Tous ces témoignages d’enfants semblent avoir été tirés d’un remake moderne de l’introduction de Full Metal JacketVous pouvez les retrouver sur le site du projet. Dessus, Ross déclare que le but du projet Juvenile in Justice est de “documenter les placements et les conditions de vie des mineurs américains hébergés par la justice dans des facilités qui les traitent, confinent, punissent, assistent et, parfois, les blessent.”
V., aussi âgé de 17 ans, explique les conditions terribles qu’il a affrontées dans l’horrible complexe pénitencier de Rikers Island, dans le Bronx :

Là bas, tout était horrible. La nourriture. Les lits. Les gardes. Tout était horrible. On a dû faire tellement de fouilles corporelles. Ils ne nous appellaient jamais par nos prénoms, mais par nos numéros. Les choses que j’ai vues à Rikers ont changé ma façon d’agir. Il y a des choses que vous ne pouvez juste pas comprendre, mais si vous êtes dans la rue, vous les comprenez différemment.

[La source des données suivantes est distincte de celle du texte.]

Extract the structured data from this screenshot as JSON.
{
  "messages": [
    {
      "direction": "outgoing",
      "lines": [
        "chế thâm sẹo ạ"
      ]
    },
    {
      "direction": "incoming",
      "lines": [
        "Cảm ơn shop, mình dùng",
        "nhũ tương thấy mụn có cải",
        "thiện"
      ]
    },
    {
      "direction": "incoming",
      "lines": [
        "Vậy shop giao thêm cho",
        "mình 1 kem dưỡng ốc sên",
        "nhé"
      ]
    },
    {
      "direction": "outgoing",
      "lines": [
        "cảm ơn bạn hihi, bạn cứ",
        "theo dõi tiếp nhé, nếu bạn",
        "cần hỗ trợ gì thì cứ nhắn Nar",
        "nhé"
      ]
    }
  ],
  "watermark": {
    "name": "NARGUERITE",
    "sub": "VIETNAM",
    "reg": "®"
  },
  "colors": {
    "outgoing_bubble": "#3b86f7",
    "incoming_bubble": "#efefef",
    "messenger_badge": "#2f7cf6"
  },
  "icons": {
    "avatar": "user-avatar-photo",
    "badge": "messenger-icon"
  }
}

Dès qu’un enfant passe la porte d’un de ces endroits, la conséquence sur sa vie est un désastre.
C’en est étourdissant. Vous ne pouvez rien obtenir d’eux. 88% de ces enfants sont enfermés pour des crimes non-violents. Ils sont mis dans de mauvais endroits sans aucune ressource dans des communautés de parias.

Selon le photographe, il en est de la responsabilité du gouvernement de chercher des solutions alternatives :

Donnez aux enfants les bonnes ressources pour leurs écoles et leurs quartiers. Donnez des emplois aux habitants de ce quartier, et vous le changerez à jamais. La société en tant qu’ensemble doit comprendre qu’il y a un coût humain qui est inhumain à infliger.